In rebuilding, family nursery looks to future of business

By CANDICE RUUD

Capital Press

DAMASCUS, Ore. -- It takes more than a few strokes of bad luck to destroy a three-generation family business.

Amid weathering an economy that has wreaked havoc on the nursery industry, William Dillard Nursery lost 45 greenhouses to heavy snow pack in December 2009. Then in March, its office, propagation house and warehouse were destroyed in a three-alarm fire.

Now, the Dillard family is taking time to reflect on the last 50 years in business while looking forward to the next 50.

Founder William Dillard, now retired, grew up working on farms in Texas, and followed good soil and crop trends to Western Oregon. He soon married Betty, an Oklahoma native, and they started a family. They founded the nursery together in 1960 on one acre on Glisan Street in Portland.

In 1965, they moved to the current location in Damascus, where they started with five acres. From there, they continued to expand through the 1970s.

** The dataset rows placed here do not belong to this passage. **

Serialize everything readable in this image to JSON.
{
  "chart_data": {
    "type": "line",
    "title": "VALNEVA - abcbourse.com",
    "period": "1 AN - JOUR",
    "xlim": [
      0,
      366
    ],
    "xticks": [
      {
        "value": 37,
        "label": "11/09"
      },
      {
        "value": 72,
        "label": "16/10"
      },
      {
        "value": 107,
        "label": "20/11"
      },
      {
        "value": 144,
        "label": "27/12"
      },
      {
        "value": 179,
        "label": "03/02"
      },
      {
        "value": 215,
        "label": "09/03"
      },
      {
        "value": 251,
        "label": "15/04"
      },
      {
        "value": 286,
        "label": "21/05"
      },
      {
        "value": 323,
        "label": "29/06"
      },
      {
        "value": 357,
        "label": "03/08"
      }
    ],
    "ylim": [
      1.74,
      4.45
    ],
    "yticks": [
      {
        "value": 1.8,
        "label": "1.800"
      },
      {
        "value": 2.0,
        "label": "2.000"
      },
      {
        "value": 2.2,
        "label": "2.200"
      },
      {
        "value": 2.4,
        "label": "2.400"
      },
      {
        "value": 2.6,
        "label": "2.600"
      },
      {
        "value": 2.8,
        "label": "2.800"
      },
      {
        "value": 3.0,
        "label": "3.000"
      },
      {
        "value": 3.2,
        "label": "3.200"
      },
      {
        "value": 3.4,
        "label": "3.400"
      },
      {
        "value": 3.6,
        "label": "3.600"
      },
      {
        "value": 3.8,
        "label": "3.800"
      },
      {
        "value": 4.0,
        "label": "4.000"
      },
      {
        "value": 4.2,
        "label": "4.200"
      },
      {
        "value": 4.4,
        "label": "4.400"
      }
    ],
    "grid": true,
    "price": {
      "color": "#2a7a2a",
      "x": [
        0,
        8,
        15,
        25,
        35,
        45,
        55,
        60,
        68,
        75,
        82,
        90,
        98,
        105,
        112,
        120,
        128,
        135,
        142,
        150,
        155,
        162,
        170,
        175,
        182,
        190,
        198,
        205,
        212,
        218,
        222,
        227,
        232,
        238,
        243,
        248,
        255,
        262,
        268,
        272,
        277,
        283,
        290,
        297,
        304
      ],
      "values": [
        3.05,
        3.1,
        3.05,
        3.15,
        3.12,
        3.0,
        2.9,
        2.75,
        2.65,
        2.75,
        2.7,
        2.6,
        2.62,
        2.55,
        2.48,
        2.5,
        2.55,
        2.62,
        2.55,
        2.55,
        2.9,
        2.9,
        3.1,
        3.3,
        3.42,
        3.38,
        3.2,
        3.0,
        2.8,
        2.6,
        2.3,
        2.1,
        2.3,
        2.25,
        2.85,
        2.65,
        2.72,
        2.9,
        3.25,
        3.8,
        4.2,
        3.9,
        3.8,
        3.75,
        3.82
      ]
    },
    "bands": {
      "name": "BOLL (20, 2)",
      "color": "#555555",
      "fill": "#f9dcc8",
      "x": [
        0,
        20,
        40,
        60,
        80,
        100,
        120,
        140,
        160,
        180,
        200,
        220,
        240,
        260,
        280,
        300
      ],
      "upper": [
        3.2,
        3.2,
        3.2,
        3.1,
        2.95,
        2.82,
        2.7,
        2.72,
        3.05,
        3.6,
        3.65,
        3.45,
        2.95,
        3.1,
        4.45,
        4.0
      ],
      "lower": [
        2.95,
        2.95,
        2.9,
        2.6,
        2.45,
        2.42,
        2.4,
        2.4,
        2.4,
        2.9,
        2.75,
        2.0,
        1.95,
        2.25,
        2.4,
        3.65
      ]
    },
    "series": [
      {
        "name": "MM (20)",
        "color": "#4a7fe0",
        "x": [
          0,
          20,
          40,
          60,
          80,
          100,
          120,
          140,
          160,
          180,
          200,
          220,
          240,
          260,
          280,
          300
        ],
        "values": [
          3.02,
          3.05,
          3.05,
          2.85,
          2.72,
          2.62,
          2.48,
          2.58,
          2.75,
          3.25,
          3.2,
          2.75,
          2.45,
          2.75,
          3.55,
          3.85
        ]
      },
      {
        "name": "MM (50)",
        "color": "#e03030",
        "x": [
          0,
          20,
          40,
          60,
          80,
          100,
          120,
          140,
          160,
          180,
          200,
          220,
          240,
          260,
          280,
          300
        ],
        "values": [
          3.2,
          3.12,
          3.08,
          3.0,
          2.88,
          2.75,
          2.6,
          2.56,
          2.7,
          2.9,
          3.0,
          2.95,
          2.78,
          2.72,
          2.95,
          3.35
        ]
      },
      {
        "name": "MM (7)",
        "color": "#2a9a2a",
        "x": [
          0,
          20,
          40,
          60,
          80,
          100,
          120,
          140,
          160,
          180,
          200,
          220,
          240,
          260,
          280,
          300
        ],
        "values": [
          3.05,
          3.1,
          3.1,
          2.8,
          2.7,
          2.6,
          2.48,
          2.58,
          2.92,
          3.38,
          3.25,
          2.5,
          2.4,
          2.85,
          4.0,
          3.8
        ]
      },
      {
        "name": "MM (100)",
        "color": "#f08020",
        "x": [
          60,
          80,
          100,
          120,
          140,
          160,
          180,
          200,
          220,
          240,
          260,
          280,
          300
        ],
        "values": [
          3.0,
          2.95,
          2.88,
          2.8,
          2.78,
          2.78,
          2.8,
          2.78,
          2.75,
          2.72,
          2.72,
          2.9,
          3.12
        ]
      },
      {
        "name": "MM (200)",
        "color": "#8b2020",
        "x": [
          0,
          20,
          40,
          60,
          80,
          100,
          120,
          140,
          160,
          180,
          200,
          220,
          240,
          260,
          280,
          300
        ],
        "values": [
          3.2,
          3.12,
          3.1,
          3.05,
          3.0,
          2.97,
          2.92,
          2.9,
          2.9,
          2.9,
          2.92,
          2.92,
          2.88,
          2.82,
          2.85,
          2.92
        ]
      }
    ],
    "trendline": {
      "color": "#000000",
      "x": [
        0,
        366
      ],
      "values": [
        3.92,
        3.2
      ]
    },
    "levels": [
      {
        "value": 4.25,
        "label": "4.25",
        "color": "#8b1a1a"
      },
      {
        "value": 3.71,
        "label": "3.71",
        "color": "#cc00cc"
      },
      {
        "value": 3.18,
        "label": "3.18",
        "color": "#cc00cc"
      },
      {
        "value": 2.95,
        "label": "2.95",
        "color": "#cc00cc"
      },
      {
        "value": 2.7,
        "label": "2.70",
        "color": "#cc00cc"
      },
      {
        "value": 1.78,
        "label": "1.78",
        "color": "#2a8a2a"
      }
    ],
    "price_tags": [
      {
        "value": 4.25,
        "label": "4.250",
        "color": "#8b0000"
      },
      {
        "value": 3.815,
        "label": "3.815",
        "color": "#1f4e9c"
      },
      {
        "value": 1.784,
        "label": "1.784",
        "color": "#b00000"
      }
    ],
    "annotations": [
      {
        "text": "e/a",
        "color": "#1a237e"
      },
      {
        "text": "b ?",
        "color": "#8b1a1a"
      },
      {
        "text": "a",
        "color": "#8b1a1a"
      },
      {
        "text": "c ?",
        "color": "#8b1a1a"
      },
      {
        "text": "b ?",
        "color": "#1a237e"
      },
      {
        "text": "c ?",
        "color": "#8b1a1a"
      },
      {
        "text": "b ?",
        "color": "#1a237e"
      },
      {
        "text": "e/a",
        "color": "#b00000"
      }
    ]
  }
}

Today, William Dillard Nursery operates on 320 acres and specializes in grafted conifers and maples in more than 150 sizes and varieties, selling to re-wholesalers and independent garden centers.

To commemorate the nursery's milestone anniversary, William and Betty's adult children -- now the owners -- originally had plans for a big celebration on July 11, William's 78th birthday.

But after a fire swept through the nursery office the evening of March 25, they decided to put the idea on hold.

"We don't have a facility for it now," said Teri Dillard, William and Betty's first-born, who co-owns the nursery with her brother, Mike Dillard, and sister, Debi Dillard-Ward.

The fire was caused by an electrical short in the warehouse ceiling, Teri said. Smoke began to billow out of the office at around 5:30 p.m., after everyone had left the nursery for the day. Neighbors were the first to see the smoke and called the fire department.

While only about a quarter of one acre was burned, damage was estimated at $1.5 million, Teri said. Fourteen tractors, as well as other equipment, were destroyed.

As they watched firefighters attack the blaze that had enveloped the heart of their operation that Thursday night, Teri and Debi thought they were doing a good job keeping their composure. So they were surprised when the Boring Fire Department called in a trauma unit.

"You know it's bad when they call in the trauma unit," Debi joked at first. "But fire is emotional. It eats everything. That was decades and decades of our lives."

Teri nodded. "It's hard to watch a building you've probably spent 80 percent of your life in burn down," she said. "That area is very sacred to us."

Despite the devastation, William Dillard Nursery was open for business the next morning. The owners credit the quick, efficient work of the fire department for being able to save most of the computers and the server, allowing them to continue the business the next day.

"We had a tragedy in the peak of our shipping season," Teri said. "We had to walk away from the fire for 90 days and finish shipping."

Since then, they've been doing business from the shipping office, a building about one-tenth the size but "perfectly adequate," Teri said.

While the family went back to work, the community rallied. The morning of March 26, Moen Machinery and Fleming Nursery brought farming equipment over for the family to use free of charge. Neighbors brought huge orders of coffee by the farm and offered support. Dan Carney, the nursery's insurance agent, came by and helped the Dillards get their affairs in order.

"We had several neighbors -- probably 50 people -- that called and said, 'What can we do to help?'" Teri said. "When something like this happens, it brings humanity to its best."

Still in the aftermath of the fire, William Dillard Nursery is focused on reflecting, rebuilding and moving into the future without skipping a beat.

"While it was a bump in the road for us -- a huge bump in the road -- in perspective, it's just stuff," Teri said. "In the end, we're still here. ... We'll be here another 50 years. We're rocking and ready to go."